We all can feel as though the universe owes us something. Disappointment can expose these expectations. We believe we have a right to what we want. A story about a man named Job examines whether or not it makes sense to consider ourselves entitled to anything. At the end of the story, Job realizes that nothing he lost had been promised to him. Making demands as a test of God’s justice is one of the most common ways people get stuck in their pain. They hold the universe hostage to those demands, but they themselves end up trapped. Job experienced a spiritual breakthrough when he admitted to himself: “There is a God and it is not me.” (My summary.)
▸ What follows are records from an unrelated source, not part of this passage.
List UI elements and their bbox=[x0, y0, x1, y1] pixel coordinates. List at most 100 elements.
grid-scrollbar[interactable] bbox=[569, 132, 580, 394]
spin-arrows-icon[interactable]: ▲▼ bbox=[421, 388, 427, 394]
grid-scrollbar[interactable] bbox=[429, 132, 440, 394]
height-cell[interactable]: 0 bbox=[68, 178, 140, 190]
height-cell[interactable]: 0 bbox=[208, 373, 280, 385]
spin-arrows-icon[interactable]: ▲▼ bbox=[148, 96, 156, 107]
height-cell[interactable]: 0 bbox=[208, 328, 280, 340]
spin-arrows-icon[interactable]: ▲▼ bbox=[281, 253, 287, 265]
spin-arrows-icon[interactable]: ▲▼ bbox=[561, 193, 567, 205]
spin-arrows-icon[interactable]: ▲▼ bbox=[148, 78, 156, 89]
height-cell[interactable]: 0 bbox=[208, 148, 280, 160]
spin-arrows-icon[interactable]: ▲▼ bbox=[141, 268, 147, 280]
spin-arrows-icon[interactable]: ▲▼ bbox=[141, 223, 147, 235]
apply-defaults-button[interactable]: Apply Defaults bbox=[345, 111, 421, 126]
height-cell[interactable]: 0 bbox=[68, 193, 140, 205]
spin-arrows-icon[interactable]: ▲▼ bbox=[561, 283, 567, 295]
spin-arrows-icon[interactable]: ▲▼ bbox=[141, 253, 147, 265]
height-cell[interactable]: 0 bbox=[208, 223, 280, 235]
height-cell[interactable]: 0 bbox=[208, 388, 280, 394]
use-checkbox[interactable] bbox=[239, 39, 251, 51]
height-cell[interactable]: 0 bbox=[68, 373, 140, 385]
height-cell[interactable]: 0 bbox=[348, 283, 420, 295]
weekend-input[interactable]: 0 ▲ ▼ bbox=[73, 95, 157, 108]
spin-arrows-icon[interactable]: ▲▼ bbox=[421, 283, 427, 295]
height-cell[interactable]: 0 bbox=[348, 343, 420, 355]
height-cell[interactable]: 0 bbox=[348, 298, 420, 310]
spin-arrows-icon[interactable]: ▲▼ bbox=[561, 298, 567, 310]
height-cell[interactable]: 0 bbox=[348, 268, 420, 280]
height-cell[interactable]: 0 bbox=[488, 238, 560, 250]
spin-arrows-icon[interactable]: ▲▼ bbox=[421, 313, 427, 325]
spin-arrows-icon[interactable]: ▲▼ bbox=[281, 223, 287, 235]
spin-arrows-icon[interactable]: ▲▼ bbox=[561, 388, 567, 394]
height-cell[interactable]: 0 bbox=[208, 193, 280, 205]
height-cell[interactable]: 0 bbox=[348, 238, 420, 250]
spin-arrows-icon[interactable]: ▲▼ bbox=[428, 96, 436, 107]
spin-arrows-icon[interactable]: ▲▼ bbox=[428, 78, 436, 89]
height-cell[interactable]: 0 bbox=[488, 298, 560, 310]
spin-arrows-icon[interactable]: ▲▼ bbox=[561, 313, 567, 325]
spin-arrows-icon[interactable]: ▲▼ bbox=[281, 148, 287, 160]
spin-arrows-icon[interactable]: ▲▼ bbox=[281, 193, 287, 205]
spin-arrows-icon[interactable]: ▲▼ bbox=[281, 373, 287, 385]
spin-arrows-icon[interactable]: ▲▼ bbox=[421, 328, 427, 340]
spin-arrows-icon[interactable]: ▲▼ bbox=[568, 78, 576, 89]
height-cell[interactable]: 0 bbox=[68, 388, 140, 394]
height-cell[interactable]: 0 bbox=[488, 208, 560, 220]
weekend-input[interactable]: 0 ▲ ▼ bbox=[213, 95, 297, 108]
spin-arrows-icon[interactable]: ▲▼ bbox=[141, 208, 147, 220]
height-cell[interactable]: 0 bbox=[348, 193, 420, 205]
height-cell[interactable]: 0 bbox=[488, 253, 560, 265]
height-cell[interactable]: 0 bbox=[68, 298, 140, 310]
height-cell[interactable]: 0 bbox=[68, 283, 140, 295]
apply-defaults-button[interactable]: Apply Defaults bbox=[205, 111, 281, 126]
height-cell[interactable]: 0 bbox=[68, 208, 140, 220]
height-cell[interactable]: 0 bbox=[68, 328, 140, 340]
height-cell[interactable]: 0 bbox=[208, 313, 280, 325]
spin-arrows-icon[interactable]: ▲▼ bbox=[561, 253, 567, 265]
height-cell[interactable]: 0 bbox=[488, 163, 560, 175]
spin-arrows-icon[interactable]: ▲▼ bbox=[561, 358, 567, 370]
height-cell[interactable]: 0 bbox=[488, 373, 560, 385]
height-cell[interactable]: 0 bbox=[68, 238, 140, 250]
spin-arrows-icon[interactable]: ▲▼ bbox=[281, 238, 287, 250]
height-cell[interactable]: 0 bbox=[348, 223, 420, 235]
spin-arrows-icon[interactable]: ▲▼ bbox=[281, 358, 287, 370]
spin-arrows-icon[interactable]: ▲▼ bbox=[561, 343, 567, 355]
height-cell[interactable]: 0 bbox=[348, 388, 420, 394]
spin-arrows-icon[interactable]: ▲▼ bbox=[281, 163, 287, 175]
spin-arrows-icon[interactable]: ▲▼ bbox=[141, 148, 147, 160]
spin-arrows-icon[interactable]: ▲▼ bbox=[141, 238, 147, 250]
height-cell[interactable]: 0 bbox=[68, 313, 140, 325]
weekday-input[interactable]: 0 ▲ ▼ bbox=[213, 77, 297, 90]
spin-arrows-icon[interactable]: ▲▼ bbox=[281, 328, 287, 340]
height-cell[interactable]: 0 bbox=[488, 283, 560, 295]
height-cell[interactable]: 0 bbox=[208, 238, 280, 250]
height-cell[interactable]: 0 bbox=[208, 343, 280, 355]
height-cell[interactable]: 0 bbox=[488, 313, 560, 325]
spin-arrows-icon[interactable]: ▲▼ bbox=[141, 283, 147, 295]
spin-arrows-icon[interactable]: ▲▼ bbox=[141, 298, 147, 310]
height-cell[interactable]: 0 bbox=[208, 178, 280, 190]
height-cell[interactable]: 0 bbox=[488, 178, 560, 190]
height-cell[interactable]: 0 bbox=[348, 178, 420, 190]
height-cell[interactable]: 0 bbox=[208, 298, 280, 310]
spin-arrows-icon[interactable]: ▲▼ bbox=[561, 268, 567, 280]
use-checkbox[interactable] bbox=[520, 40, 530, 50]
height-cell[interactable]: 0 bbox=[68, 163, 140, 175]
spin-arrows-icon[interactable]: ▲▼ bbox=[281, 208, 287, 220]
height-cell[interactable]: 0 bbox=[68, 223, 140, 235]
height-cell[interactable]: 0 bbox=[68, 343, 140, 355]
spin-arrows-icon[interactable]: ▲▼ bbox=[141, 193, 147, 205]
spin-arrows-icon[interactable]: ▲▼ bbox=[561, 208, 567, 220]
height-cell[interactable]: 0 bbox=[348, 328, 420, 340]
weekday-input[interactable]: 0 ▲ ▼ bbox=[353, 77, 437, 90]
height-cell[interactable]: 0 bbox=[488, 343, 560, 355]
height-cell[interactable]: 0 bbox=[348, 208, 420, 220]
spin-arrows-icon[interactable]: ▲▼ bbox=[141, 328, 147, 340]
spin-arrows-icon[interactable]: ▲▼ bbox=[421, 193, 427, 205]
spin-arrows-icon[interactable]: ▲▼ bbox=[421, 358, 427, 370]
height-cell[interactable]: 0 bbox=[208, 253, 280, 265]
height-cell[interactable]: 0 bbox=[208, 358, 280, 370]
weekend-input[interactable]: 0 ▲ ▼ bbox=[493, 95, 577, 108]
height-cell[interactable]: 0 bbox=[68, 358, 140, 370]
2) I am unworthy but not worthless.
If it were possible to compile only an hour’s worth of your worst thoughts and acts on dvd, playing it before a live studio audience, would you stay for the show? I heard a story about a man who was able to hold his head high through something similar. He was a POW in Germany and his captors had discovered everything they could find out about his past. During an intense interrogation, they used this evidence in an attempt to break his will–a tactic that worked to get many prisoners to talk. However, this time his accusers were struck dumb by the response. During an extended session that exposed the error and shame of his ways, the man looked back into the eyes of his captors and said, “You don’t know the half of it.” What would give someone the freedom from his past in the midst of its accurate accounting? At some point he had made peace with it. It’s a peace which has confidence to say, “I am unworthy but not worthless.” How did he make this spiritual breakthrough?
3) My future is brighter than I might hope.
For many people, the word forgiveness does not seem like a complete answer to this question. Any of us may discount its power when seen in theory but not experienced in practice. Getting up-close and personal with God’s distant promise of forgiveness risks exposure and requires trust. Like Adam and Eve, some would rather maintain a little dignity behind the cover of accomplishments, good deeds, or social skills.
Ironically, even apart from those outward layers, shame itself can become a fig leaf when we count it a virtue to suffer with it. As long as we consider self-reproach to be a sign of virtue, we stay stuck. In the end, it’s pride that keeps us from forgiveness. The spiritual breakthrough comes when we, like that prisoner of war, have courage to admit our condition is worse than we can measure. Forgiveness then becomes more than a distant promise as we begin to see the need and to place our trust in it as something more than we could ask or imagine.